China can now boast that it is able to rearrange the pieces on the global chessboard, upend alliances that have dominated the international world order for decades, and make peace between enemies. If China can do all that, what else can it do?
China and other aggressors also cannot avoid seeing America's non-stop ineptitude, whether the focus in the US military on teaching critical race theory and "climate change" rather than on how to win or deter wars; billions for "climate change," which must give China, which is building "six times more coal plants than other countries," a good laugh, while the US military budget has been in a steady net-decline, outpaced by Biden's 6% inflation. Someone has not been minding the store.
Above all, the new agreement has unmistakably signaled to the world that the US is a power whose best days are behind it. That impression could only have been reinforced by White House Spokesman John Kirby's lame comment made after Saudi-Iranian agreement: "We support any effort to de-escalate tensions there."
The Middle East region, apart from Israel, consists of more-or-less authoritarian states that share China's views on state sovereignty, non-interference, and evidently not all that much interest in human rights.
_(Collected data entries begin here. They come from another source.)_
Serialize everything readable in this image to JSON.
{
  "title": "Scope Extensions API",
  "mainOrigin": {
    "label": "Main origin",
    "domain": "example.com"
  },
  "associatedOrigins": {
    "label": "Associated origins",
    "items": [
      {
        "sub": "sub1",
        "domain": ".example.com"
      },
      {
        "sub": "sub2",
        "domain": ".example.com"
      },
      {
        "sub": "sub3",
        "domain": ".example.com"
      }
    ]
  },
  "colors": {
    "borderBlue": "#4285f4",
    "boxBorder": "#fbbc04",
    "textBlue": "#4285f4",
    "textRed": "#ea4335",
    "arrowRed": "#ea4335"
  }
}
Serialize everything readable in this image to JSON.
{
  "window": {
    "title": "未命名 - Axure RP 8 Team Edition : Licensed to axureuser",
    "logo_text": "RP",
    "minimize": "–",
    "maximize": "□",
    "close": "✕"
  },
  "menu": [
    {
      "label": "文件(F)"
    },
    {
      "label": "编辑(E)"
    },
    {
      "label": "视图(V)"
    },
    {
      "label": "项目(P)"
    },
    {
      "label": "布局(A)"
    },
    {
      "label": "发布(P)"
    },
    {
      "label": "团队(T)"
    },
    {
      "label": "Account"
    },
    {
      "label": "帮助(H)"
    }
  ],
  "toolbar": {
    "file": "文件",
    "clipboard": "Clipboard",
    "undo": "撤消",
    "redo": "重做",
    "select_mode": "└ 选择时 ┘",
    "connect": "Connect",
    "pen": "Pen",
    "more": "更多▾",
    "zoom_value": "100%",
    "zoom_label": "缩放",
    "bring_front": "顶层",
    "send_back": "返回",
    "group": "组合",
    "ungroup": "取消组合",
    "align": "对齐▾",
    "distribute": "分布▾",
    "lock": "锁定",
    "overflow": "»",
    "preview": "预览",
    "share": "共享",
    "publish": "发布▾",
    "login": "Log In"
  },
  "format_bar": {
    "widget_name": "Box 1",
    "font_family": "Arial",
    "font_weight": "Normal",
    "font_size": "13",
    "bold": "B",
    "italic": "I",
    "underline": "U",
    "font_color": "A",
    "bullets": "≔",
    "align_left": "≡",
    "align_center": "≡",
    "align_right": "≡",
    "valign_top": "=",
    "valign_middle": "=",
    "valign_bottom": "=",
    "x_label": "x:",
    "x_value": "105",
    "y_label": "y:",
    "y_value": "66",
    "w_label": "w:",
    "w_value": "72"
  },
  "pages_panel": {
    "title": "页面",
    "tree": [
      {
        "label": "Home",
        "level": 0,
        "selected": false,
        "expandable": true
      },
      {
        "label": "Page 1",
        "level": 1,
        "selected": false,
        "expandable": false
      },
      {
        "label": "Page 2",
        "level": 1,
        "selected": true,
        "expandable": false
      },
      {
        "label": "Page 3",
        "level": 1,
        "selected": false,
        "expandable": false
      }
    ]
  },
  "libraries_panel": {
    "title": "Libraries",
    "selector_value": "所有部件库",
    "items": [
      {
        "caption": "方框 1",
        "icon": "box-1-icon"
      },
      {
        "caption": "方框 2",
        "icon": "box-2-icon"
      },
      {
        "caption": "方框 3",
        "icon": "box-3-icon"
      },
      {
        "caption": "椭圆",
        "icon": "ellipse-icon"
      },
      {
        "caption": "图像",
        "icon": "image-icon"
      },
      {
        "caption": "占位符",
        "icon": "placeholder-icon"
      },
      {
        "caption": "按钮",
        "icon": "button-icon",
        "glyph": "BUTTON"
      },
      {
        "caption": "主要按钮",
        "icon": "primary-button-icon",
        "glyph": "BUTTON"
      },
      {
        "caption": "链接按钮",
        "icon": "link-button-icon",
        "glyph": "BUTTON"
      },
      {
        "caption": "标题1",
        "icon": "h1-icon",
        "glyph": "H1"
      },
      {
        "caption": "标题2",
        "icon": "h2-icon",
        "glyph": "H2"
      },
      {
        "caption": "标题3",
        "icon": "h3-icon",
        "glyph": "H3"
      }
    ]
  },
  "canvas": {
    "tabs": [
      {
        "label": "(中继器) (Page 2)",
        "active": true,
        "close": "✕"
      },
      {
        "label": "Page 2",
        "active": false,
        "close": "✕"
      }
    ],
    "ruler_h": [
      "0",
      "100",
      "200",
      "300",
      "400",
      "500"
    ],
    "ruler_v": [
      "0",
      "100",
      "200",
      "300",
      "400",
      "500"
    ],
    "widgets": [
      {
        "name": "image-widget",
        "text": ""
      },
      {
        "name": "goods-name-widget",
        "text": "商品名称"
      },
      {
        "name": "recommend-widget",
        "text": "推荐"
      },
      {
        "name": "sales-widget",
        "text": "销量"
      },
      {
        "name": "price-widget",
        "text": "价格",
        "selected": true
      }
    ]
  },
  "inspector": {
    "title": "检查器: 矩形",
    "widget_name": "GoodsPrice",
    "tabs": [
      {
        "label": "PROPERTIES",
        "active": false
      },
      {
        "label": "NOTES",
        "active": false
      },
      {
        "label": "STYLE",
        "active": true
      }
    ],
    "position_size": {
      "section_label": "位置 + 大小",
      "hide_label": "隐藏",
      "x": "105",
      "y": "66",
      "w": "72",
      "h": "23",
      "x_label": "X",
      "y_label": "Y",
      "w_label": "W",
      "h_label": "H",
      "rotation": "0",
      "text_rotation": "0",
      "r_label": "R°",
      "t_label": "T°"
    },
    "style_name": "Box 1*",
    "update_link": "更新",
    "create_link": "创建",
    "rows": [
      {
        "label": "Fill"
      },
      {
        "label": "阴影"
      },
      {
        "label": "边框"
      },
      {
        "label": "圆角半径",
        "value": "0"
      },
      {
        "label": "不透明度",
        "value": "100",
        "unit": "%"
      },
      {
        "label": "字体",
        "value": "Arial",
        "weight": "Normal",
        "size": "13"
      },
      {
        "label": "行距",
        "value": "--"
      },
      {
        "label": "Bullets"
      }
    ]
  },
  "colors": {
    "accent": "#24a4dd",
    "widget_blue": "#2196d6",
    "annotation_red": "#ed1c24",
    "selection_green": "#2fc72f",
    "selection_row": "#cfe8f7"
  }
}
Will more countries be willing to reject an international order based on democratic values -- not to mention the world's reserve currency -- of the US?
Dominating the world and replacing the US as the world's dominant superpower by 2049 -- militarily, economically, technologically and geopolitically -- is what China has coveted for decades.
The deal "proves that Chinese medicine can solve problems that western medicine cannot solve," announced Wang Yiwei, the director of the Institute of International Affairs at China's Renmin University.
Most tragically, all the US decisions, from blocking US energy production to closing down the "China Initiative" to prevent further espionage, and including those above, that led to this juncture appear totally unnecessary own-goals.
"This is a battle of narratives for the future of the international order," said Yun Sun, director of the China Program at the Stimson Center, a Washington-based research institute. "China is saying the world is in chaos because U.S. leadership has failed."
Again.
John Richardson is a researcher based in the United States.